Where voters filed a challenge with the North Carolina board of elections, alleging that Madison Cawthorn was ineligible for office because of his conduct in connection with the Jan. 6, 2022, insurrection, the district court erred when it held the 1872 Amnesty Act barred their effort.
In 1868, the Constitution was amended to disqualify from future office certain public officials “who … shall have engaged in insurrection or rebellion against” the United States “or given aid and comfort to the enemies thereof.” Four years later, Congress removed “such disabilit[ies],” by enacting legislation lifting the “political disabilities imposed by” section 3 of the 14th Amendment “from all persons whomsoever” with the exception of certain high-ranking federal officers who had joined the Confederacy.
In January 2022, a group of voters in the district of North Carolina Representative Madison Cawthorn filed a challenge with the state board of elections asserting that he did not meet the constitutional or statutory qualifications for the office, because he allegedly encouraged the violent mob that disrupted the peaceful transition of power by invading the United States Capitol on Jan. 6, 2021,
Seeking to stop the challenge process from going forward, Cawthorn sued the members of the state board of elections in federal district court. After denying the voters’ motion to intervene, the district court held that the 1872 Amnesty Act applied to Cawthorn.
The only named defendants covered by the district court’s injunction (the state board members) have elected not to appeal, and the only people who seek to challenge the injunction (the various challengers) were denied leave to intervene by the district court. As such, the court must first determine whether the challengers should have been allowed to intervene.
The intervenors have a “personal stake” in the outcome of this case that derives from the still-pending challenge proceeding they filed with the state board of elections that was enjoined by the district court. The district court nevertheless denied Ashton’s motion to intervene on timeliness grounds, reasoning that she delayed moving to intervene after its preliminary injunction ruling on March 4, when it was clear that the state board defendants would not seek appellate review.
That reasoning constitutes “a clear error in judgment” that renders the denial of intervention an abuse of discretion. The state board defendants vigorously contested Cawthorn’s statutory argument both in their pre-hearing briefing and at the preliminary injunction hearing itself and gave no advance indication they would later decline to appeal an adverse ruling on that issue. The district court also exceeded the bounds of its discretion in concluding that intervention would “prejudice” Cawthorn by subjecting him to “‘new’ arguments, unanticipated theories, and possible re-litigation of issues already decided.”
The district court concluded that Cawthorn had standing based solely on an ostensible First Amendment injury — namely, a burden on his right to run for office. But Cawthorn’s standing to pursue his First Amendment challenge did not necessarily encompass standing to pursue a different claim based on the 1872 Amnesty Act. The court nevertheless concludes that Cawthorn has Article III standing to pursue his 1872 Amnesty Act claim. The court also concludes that the case’s current posture does not require it to rule on any nonjusticiable political questions.

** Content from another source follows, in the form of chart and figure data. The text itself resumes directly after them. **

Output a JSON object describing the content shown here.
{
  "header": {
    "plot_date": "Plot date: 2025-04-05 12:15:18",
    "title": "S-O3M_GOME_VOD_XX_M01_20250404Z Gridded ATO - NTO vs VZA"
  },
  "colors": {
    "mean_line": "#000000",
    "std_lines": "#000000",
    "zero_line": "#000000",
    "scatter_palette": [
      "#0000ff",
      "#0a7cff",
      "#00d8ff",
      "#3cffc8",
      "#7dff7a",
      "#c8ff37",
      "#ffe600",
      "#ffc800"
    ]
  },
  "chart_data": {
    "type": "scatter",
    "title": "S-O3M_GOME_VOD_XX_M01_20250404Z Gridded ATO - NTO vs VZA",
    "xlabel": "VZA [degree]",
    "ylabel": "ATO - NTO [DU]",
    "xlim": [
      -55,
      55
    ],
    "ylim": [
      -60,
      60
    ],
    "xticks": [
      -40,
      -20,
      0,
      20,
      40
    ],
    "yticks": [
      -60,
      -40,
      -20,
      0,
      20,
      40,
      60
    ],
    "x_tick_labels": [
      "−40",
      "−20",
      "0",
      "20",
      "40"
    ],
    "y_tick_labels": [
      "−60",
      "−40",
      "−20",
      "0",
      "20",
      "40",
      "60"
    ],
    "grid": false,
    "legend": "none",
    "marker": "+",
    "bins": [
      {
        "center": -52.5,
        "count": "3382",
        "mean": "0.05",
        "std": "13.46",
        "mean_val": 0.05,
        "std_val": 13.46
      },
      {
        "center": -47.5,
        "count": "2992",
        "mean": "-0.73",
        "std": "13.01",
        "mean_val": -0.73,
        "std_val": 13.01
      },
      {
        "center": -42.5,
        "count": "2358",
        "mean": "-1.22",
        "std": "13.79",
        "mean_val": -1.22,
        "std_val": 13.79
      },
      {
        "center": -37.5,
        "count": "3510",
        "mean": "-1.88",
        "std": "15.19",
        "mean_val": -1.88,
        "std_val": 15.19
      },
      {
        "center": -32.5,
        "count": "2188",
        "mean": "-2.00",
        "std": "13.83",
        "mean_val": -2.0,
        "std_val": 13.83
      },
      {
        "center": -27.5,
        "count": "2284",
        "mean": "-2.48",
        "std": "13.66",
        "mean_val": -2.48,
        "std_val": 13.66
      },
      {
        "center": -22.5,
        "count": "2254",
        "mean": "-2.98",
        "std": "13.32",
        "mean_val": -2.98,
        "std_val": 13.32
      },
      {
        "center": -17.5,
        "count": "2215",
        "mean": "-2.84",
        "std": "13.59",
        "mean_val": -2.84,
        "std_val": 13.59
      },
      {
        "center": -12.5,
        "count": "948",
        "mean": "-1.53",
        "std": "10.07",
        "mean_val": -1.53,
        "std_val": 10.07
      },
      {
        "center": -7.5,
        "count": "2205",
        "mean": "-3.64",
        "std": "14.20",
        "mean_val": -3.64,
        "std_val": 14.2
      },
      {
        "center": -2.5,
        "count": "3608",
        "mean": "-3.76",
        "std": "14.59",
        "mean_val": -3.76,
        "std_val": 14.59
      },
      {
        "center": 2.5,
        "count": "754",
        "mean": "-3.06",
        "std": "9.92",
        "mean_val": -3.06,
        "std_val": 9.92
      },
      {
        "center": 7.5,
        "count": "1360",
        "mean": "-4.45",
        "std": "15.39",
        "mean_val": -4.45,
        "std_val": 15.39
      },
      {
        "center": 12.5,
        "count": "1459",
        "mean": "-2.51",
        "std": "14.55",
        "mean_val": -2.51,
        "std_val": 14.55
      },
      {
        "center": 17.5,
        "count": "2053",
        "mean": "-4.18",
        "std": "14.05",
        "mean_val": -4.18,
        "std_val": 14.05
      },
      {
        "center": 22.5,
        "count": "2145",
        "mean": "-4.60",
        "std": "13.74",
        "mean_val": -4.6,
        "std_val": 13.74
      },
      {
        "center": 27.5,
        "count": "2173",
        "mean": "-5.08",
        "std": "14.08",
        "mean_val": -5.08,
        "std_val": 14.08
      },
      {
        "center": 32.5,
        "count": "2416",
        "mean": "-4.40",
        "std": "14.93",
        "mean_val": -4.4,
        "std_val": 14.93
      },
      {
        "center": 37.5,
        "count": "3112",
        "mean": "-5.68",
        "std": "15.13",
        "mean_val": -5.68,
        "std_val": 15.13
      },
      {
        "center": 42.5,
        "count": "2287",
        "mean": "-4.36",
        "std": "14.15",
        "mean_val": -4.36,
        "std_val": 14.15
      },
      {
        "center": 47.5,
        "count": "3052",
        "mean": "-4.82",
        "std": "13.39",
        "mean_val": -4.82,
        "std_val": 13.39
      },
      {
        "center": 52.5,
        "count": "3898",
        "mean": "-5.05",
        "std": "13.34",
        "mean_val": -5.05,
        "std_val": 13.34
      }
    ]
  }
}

The Act’s operative clause refers to those “political disabilities imposed ” in the past tense rather than new disabilities that might arise in the future. As such, the district court’s focus on the Act’s use of “all persons whomsoever”—which formed nearly the entire basis for its ruling—was misplaced. Without question, that phrase conveys broad action, and granting political amnesty to nearly all ex-Confederates in one fell swoop surely was a remarkable act. But the subject of the relevant sentence is the “disabilities” that are being “removed.”
Thus, to understand what Congress did, the court must look to any phrases modifying those “disabilities.” And that, in turn, brings it back to where it began: the fact that Congress did not purport to “remove[ ]” any disabilities that had not yet been “imposed.” The Act’s history and context further confirm the point. Thus, the 1872 Amnesty Act does not categorically exempt all future rebels and insurrectionists from the political disabilities that otherwise would be created by Section 3 of the Fourteenth Amendment.
Reversed, vacated and remanded.
Wynn, J., concurring:
I fully concur in Judge Heytens’s well-reasoned and persuasive majority opinion. But Judge Richardson’s provocative and novel concurrence compels a correcting response. It broadly creates a flawed blueprint for courts to stonewall the reasonable efforts of states to prevent frivolous candidates from running for congressional office. Neither the Constitution, nor Supreme Court precedent nor common sense supports that irrational result.
Richardson, J., concurring in the judgment:
I agree that the district court erred. But in my view, the error was not in the court’s resolution of the merits of the injunction, but with its jurisdiction to proceed on the statutory claim at all. The district court did not have jurisdiction to consider Cawthorn’s claim under the 1872 Amnesty Act, which ultimately asked the court to determine his qualifications, a privilege and duty given only to the House itself.
Cawthorn v. Amalfi, Case No. 22-1251, May 24, 2022. 4th Cir. (Heytens), from EDNC at Raleigh (Myers). Pressly McAuley Millen for Appellants. James Bopp Jr. for Appellee. VLW 022-2-127. 73 pp.